The Tombstone in My Garden: Stories From Nagaland

Book review by Indrashish Banerjee

Title: The Tombstone in My Garden: Stories From Nagaland

Author: Temsula  Ao

Publisher: Speaking Tiger Books

The problem with any place that’s politically disturbed is that the rest of the aspects of the place – its culture, society, myths, beliefs – are obscured to outsiders. The place comes to be seen only through the prism of the disturbances and not savoured for its characteristics, its turmoils casting an impregnable shadow on its people, myths, its flora and fauna. Slowly even literature gets so obsessed with its ‘issues’ that it becomes difficult to find anything to read on the place which doesn’t talk about them or delves deeper. 

 Temsula  Ao’s The Tombstone in My Garden cuts through that roughage and takes its readers to the soul of Nagaland – to its villages, tribal myths, social practices that have been woven into five short stories that light a torch into every aspect of society in Nagaland.  Without the pretence of being a social observer or commentator, the narratives unfold with the unobtrusiveness of a storyteller who doesn’t highlight social practices judgementally but as ordinary things — unworthy of special attention. The perniciousness can be felt only after they arrive at their narrative outcomes. 

A very significant voice from Nagaland and contemporary Indian literature, Temsula Ao, has won several prestigious awards including the Padma Shri in 2007 and the Nagaland Governors’ Award for Distinction in Literature in 2009. Her Laburnum for My Head, a collection of short stories, won her the Sahitya Academy Award in 2013. 

The opening story, ‘The Platform’, takes us into the world of Nandu, a Bihari migrant to Nagaland who earns his living working as a coolie in Dimapur railway station. Promoted to become a senior among other porters for his hard work and his knowledge of various languages, including Nagamese, one day Nandu picks up an abandoned Muslim boy from the platform. He, slowly, develops paternal feelings for the waif despite a constant tension between the two due to their religious differences. 

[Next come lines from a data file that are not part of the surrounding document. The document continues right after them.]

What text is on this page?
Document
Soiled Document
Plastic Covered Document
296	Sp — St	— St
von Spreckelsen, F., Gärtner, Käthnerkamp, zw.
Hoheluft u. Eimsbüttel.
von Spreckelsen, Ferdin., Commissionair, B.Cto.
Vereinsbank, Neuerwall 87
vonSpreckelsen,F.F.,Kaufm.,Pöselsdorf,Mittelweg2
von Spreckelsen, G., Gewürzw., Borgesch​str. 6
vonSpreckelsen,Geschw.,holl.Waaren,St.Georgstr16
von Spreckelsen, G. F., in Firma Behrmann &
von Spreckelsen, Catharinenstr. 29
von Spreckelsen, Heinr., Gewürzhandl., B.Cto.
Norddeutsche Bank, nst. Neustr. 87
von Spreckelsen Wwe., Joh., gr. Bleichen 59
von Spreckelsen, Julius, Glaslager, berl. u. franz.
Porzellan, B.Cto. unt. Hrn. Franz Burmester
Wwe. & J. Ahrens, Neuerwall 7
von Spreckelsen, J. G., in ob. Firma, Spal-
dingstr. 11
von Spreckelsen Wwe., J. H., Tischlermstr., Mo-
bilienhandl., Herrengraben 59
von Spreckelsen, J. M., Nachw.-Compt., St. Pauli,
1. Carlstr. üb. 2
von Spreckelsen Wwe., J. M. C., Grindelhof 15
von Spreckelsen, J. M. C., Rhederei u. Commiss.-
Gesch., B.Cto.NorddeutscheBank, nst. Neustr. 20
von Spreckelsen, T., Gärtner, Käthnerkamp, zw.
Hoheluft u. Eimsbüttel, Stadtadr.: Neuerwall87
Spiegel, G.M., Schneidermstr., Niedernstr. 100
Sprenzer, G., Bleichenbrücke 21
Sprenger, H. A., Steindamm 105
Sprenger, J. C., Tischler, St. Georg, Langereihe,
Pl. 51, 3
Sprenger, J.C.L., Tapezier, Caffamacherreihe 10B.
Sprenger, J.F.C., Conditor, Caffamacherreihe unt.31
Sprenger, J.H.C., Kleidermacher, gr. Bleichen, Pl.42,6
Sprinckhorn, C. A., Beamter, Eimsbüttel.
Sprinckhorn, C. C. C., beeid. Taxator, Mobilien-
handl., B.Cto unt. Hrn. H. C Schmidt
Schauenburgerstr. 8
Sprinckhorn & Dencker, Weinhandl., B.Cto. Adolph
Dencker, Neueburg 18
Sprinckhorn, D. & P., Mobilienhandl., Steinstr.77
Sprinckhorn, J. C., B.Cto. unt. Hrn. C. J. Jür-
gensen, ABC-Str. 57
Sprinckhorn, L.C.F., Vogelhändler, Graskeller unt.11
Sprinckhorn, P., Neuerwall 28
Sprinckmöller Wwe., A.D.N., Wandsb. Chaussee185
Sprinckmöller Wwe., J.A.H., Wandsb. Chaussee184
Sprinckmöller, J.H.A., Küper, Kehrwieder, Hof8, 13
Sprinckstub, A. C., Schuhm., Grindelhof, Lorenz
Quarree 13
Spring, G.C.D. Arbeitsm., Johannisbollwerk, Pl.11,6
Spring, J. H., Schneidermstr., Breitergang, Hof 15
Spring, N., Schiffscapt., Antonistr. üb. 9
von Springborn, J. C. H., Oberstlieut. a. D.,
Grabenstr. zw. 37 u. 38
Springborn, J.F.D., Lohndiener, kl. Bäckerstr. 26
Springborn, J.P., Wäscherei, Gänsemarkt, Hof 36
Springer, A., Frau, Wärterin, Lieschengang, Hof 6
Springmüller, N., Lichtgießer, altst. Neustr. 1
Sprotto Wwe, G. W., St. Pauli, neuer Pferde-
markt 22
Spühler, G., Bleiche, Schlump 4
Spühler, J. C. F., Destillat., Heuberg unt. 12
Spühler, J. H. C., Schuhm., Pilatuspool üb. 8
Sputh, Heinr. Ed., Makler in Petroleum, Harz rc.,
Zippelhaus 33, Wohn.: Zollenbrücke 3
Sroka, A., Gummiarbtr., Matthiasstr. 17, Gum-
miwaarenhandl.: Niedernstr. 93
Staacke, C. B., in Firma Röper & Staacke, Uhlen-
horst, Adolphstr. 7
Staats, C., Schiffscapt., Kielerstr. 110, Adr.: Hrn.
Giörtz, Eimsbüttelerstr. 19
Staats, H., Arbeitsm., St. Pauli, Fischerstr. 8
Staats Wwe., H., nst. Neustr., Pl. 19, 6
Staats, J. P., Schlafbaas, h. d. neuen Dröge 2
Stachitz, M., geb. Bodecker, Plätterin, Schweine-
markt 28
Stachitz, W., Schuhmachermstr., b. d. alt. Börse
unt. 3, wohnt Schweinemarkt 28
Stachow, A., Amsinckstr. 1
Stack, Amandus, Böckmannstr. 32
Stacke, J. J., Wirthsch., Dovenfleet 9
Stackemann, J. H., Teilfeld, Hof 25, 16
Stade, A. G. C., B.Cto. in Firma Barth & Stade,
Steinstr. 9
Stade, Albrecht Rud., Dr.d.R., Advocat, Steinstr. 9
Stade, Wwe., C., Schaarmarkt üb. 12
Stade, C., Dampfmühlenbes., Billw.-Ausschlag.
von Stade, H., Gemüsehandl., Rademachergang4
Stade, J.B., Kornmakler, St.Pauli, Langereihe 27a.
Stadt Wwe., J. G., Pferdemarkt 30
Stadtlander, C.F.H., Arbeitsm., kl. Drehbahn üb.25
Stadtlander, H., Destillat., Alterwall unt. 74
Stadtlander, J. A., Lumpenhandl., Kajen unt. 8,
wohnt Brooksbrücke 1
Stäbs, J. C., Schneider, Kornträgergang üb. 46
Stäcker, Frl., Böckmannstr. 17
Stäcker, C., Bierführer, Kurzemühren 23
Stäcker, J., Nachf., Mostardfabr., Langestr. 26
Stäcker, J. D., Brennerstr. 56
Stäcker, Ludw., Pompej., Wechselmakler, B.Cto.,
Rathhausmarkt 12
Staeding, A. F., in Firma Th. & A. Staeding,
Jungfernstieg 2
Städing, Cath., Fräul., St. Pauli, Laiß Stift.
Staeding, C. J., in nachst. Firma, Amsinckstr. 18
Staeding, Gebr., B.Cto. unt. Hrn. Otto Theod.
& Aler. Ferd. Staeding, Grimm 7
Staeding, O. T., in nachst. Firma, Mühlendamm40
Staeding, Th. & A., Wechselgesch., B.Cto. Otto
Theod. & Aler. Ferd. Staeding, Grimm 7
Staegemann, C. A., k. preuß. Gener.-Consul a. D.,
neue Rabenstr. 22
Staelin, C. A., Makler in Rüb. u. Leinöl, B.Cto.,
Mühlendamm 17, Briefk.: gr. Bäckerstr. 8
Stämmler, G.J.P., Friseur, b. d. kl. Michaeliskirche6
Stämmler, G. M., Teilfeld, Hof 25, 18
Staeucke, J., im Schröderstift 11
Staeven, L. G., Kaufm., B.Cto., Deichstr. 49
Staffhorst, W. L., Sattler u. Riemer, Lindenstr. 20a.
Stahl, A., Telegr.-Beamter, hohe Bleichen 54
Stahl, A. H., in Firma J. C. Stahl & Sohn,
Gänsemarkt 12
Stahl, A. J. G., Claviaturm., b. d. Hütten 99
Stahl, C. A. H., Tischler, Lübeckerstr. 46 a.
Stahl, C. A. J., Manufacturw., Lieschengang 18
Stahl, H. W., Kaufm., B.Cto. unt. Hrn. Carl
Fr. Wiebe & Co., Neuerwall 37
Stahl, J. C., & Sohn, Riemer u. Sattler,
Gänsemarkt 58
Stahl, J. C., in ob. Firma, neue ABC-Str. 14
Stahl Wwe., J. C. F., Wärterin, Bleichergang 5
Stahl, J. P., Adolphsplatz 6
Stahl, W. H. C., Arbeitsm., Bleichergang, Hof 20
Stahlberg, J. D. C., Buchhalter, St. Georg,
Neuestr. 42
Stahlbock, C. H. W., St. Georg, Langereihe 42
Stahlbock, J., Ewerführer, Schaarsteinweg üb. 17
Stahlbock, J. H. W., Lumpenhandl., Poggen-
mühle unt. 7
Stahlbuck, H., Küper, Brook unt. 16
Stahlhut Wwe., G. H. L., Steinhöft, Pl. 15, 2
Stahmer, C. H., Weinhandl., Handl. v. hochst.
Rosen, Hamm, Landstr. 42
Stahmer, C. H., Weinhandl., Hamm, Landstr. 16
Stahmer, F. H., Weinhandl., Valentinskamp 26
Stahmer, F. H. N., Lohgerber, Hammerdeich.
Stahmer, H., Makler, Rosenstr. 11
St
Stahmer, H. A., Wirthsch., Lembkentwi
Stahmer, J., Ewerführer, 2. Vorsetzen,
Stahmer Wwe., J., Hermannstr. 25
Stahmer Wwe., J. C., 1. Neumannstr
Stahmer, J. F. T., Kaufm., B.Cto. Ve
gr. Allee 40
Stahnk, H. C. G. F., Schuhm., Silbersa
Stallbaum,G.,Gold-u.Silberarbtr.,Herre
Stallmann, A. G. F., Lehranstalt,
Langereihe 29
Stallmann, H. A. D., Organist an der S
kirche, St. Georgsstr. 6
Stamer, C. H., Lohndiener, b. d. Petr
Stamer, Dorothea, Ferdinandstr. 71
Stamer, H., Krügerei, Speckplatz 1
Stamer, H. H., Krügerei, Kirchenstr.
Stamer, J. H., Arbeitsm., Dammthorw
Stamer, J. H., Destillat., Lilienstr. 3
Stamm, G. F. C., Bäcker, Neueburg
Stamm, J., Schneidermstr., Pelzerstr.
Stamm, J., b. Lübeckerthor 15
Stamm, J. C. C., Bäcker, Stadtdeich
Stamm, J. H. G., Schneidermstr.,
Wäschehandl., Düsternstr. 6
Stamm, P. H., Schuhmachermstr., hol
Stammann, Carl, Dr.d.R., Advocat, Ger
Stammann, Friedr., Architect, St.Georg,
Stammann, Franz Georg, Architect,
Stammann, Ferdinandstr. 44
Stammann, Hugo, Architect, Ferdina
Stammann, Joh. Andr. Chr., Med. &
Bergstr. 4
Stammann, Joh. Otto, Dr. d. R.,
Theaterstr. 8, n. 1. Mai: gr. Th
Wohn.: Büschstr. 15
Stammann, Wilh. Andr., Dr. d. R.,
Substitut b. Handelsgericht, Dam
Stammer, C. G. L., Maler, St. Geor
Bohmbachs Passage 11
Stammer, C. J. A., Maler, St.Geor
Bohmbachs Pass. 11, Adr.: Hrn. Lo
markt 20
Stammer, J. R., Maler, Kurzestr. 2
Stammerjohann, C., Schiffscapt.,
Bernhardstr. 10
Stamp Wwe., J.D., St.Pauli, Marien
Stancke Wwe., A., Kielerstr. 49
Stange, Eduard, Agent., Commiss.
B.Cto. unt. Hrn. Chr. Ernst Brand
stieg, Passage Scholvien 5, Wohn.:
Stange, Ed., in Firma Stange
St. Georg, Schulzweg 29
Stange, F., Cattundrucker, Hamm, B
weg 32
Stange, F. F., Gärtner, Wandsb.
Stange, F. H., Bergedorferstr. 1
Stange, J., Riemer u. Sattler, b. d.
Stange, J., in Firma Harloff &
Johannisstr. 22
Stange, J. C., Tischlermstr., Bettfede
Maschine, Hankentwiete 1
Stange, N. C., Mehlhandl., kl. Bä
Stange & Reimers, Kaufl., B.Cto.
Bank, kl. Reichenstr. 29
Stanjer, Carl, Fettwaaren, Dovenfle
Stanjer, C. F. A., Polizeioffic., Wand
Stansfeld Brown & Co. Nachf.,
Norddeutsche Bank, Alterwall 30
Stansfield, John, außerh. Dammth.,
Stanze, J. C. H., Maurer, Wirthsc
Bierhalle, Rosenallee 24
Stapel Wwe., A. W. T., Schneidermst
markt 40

But life in a railway station is hardly far from the lives who make a living from vices. As the boy grows up, he falls into the company of Shankar, a pimp. One day a fight breaks out between the boy and Shankar over a prostitute – and it ends in the boy’s carefully guarded religious identity getting exposed. The next day Nandu sees a crowd in the platform. He goes to find out what it’s about – and finds the boy dead. 

‘Snow-Green’, the third story in the collection, is thematically an open-ended story – where enthusiasts of many stripes will find something for them. The fate of the self-centred mistress will warm the cockles of the environmentalist’s heart. When Snow-Green’s trauma starts, the climate enthusiast will feel vindicated about his convictions about human treatment of nature being responsible for our current climate-induced miseries. The turn of the events at the end is impressive. 

In the ‘Saga of a Cloth’, when a brawl becomes the last straw, leading the village Council to expel Imlijongshi from the village, you will feel a bit vindicated: Imlijongshi, the self-destructive fool has finally got what he deserved. However, when the story makes a complete U-turn after that, you will feel you should have held back your judgement.  

“In a small voice almost breaking with grief and perhaps regrets too, Otsu addressed the departing figure, ‘Jongshi, wait, I have something important to tell you which you must know; do not leave me to die alone with this secret’.” 

This passage brimming with suspense is almost a start to another story retreating three generations, to a different time and space, when Otsu was a young girl dating Imdong and being stalked by Lolen unaware of what the future held in store. By the time the narrative descends three generations and returns to Imlijongshi, your feelings about the boy, his fate, his grandmother and the whole business of life — will be much more introspective, much more nuanced, much less stereotypical. 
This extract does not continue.